Wu Lyf – « Go Tell Fire To The Mountain »

wu180Album
(Lyf Recordings)
10/06/2011
Indie rock

Calculée ou non, la (non)communication autour de Wu Lyf carbure avec succès. Jugez sur pièces: sans même avoir pris la peine de sortir un disque – si ce n’est un maxi aujourd’hui introuvable – le groupe a réussi à provoquer un battage médiatique rare, à dérouter toute l’industrie journalistique, jusqu’à susciter l’intérêt du Figaro Magazine. C’est pour dire… Collectif au sein duquel l’individualité n’a pas de place (selon les dires du chanteur-claviériste Ellery Roberts), Wu Lyf , à la fois pertinent et visiblement sincère dans son auto-gestion, bâtit ainsi depuis plus d’un an des brûlots musicaux ou écrits, et déconstruit à sa manière tous les repères auxquels l’industrie musicale nous avait habitué jusque-là. Sur le fond, « Go Tell Fire To The Mountain » se devait ainsi d’être aussi impressionnant que l’excitation qu’il provoque.
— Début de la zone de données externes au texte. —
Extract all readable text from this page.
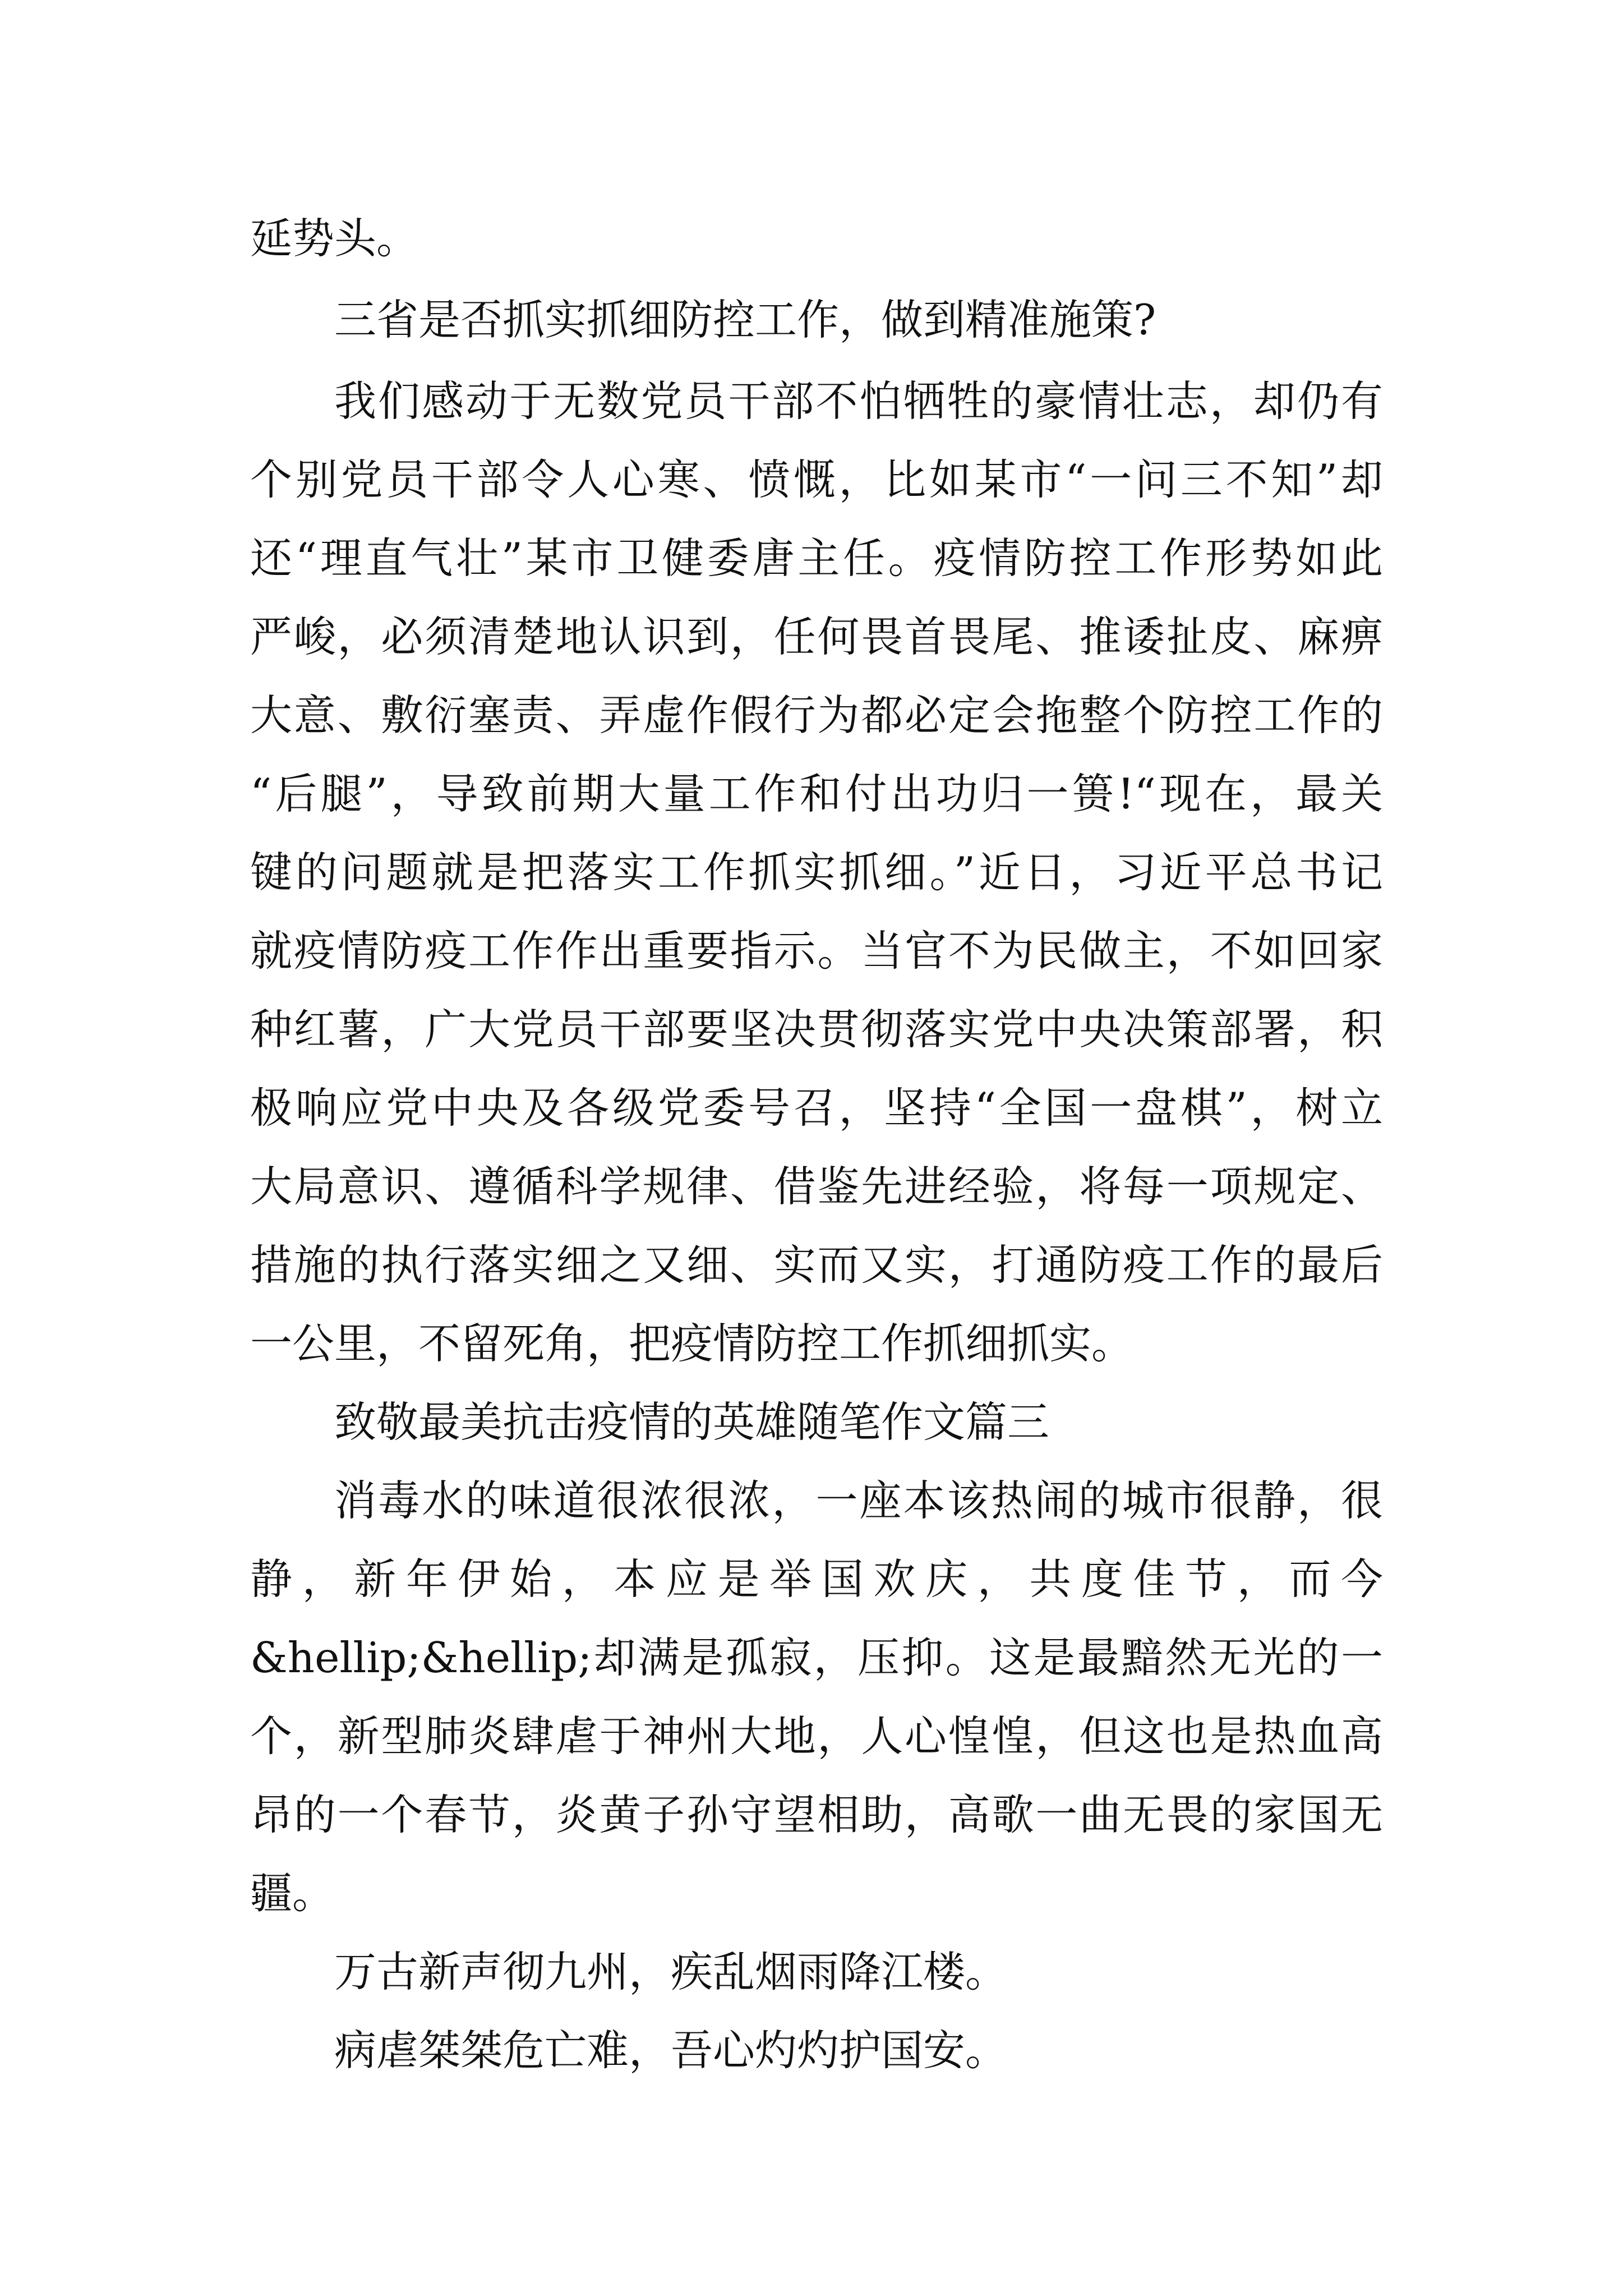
延势头。

三省是否抓实抓细防控工作，做到精准施策?

我们感动于无数党员干部不怕牺牲的豪情壮志，却仍有

个别党员干部令人心寒、愤慨，比如某市“一问三不知”却

还“理直气壮”某市卫健委唐主任。疫情防控工作形势如此

严峻，必须清楚地认识到，任何畏首畏尾、推诿扯皮、麻痹

大意、敷衍塞责、弄虚作假行为都必定会拖整个防控工作的

“后腿”，导致前期大量工作和付出功归一篑!“现在，最关

键的问题就是把落实工作抓实抓细。”近日，习近平总书记

就疫情防疫工作作出重要指示。当官不为民做主，不如回家

种红薯，广大党员干部要坚决贯彻落实党中央决策部署，积

极响应党中央及各级党委号召，坚持“全国一盘棋”，树立

大局意识、遵循科学规律、借鉴先进经验，将每一项规定、

措施的执行落实细之又细、实而又实，打通防疫工作的最后

一公里，不留死角，把疫情防控工作抓细抓实。

致敬最美抗击疫情的英雄随笔作文篇三

消毒水的味道很浓很浓，一座本该热闹的城市很静，很

静，新年伊始，本应是举国欢庆，共度佳节，而今

&hellip;&hellip;却满是孤寂，压抑。这是最黯然无光的一

个，新型肺炎肆虐于神州大地，人心惶惶，但这也是热血高

昂的一个春节，炎黄子孙守望相助，高歌一曲无畏的家国无

疆。

万古新声彻九州，疾乱烟雨降江楼。

病虐桀桀危亡难，吾心灼灼护国安。
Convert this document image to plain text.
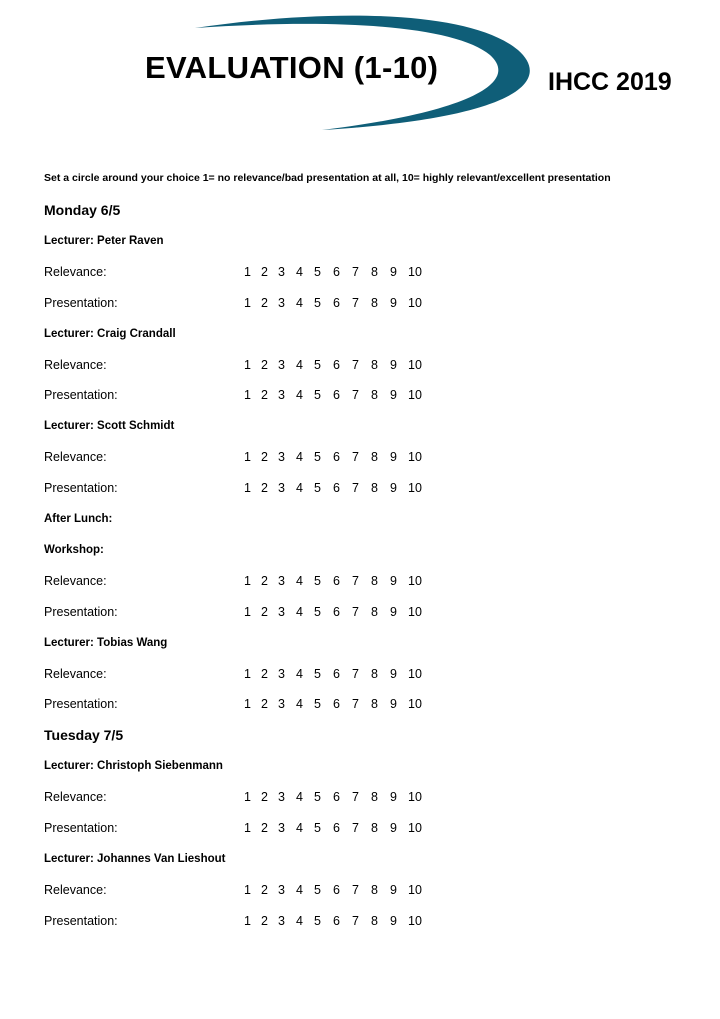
EVALUATION (1-10)	IHCC 2019
Set a circle around your choice 1= no relevance/bad presentation at all, 10= highly relevant/excellent presentation
Monday 6/5
Lecturer: Peter Raven
Relevance:	1 2 3 4 5 6 7 8 9 10
Presentation:	1 2 3 4 5 6 7 8 9 10
Lecturer: Craig Crandall
Relevance:	1 2 3 4 5 6 7 8 9 10
Presentation:	1 2 3 4 5 6 7 8 9 10
Lecturer: Scott Schmidt
Relevance:	1 2 3 4 5 6 7 8 9 10
Presentation:	1 2 3 4 5 6 7 8 9 10
After Lunch:
Workshop:
Relevance:	1 2 3 4 5 6 7 8 9 10
Presentation:	1 2 3 4 5 6 7 8 9 10
Lecturer: Tobias Wang
Relevance:	1 2 3 4 5 6 7 8 9 10
Presentation:	1 2 3 4 5 6 7 8 9 10
Tuesday 7/5
Lecturer: Christoph Siebenmann
Relevance:	1 2 3 4 5 6 7 8 9 10
Presentation:	1 2 3 4 5 6 7 8 9 10
Lecturer: Johannes Van Lieshout
Relevance:	1 2 3 4 5 6 7 8 9 10
Presentation:	1 2 3 4 5 6 7 8 9 10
En premier lieu, cet album baigne pleinement dans  l’atmosphère de l’église ou il fut enregistré, l’écho et l’orgue en étant les principaux fils rouges finissant de conférer cette dimension messianique aux dix compositions. Fort heureusement pour eux, en termes de filiation mancunienne, Wu Lyf lorgne plus chez Joy Division et The Fall que chez Oasis. Décomposé,  »Go Tell Fire To The Mountain » trouve alors autant ses sources dans le gospel que dans l’afropop, le post-rock ou encore le post-punk, sans jamais scinder ses influences. Le tout formant en effet un maelström de sonorités familières, encore jamais entendues simultanément. Malgré d’évidentes lourdeurs, le combo parvient néanmoins à accrocher l’oreille avec quelques titres haletants (« Cave Song », « Summa Bliss », « We Bros »), avant d’atteindre son sommet sur « Spitting Blood » et ses choeurs enlevés. Enfin, sur « Concrete Gold » dont la fièvre n’est pas sans rappeler « Total Life Forever« ,  « Go Tell Fire To The Mountain » dévoile peut-être aussi la référence Foals, encore peu citée jusqu’ici.

Malgré toutes ses promesses, ce premier Wu Lyf est si homogène qu’il en devient rapidement rébarbatif, plombé aussi peut-être par la voix d’Ellery Roberts, véritable chien hurlant difficilement supportable sur la longueur. Certes, ce dernier semble vivre sans tricher les émotions que sa propre musique lui procure, mais n’empêche pas l’expérience de se révéler proche du calvaire parfois. Brut de décoffrage, « Go Tell Fire To The Mountain » est aussi essentiellement axé sur la révolte. Or, cette dernière gagnerait à fédérer sur la longueur, en apportant quelques nuances à cette colère. Pour le moment, la révolution Wu Lyf a beau se dérouler sous nos fenêtres, ces Anglais, malgré ce que la presse musicale bien pensante veut bien leur accorder, n’ont pas encore assez d’arguments pour faire sauter les cul-de-jattes.